Shapley visual transformers for image-to-text generation
Peer reviewed, Journal article
Published version
Date
2024Metadata
Show full item recordCollections
Abstract
In the contemporary landscape of the web, text-to-image generation stands out as a crucial information service. Recently, deep learning has emerged as the cutting-edge methodology for advancing text-to-image generation systems. However, these models are typically constructed using domain knowledge specific to the application at hand and a very particular data distribution. Consequently, data scientists must be well-versed in the relevant subject. In this research work, we target a new foundation for text-to-image generation systems by introducing a consensus method that facilitates self-adaptation and flexibility to handle different learning tasks and diverse data distributions.

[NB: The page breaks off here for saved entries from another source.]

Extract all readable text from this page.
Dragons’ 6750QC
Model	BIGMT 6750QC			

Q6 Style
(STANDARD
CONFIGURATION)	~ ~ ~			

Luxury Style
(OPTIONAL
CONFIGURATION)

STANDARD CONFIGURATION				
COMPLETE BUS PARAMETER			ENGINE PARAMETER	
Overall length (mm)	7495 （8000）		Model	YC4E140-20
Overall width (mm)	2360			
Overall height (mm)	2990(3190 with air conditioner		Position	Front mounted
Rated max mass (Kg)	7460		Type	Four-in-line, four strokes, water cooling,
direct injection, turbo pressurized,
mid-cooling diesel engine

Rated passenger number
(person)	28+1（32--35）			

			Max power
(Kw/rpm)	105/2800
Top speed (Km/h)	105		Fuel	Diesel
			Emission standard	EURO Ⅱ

This paper presents I2T-SP (Image-to-Text Generation for Shapley Pruning) as a consensus method for general-purpose intelligence without the assistance of a domain expert. The trained model is developed using a general deep-learning approach that investigates the contribution of each model in the training process. Multiple deep learning models are trained for each set of historical data, and the Shapley Value is determined to compute the contribution of each subset of models in the training. Subsequently, the models are pruned according to their contribution to the learning process. We present the evaluation of the generality of I2T-SP using different datasets with varying shapes and complexities. The results reveal the effectiveness of I2T-SP compared to baseline image-to-text generation solutions. This research marks a significant step towards establishing a more adaptable and broadly applicable foundation for image-to-text generation systems.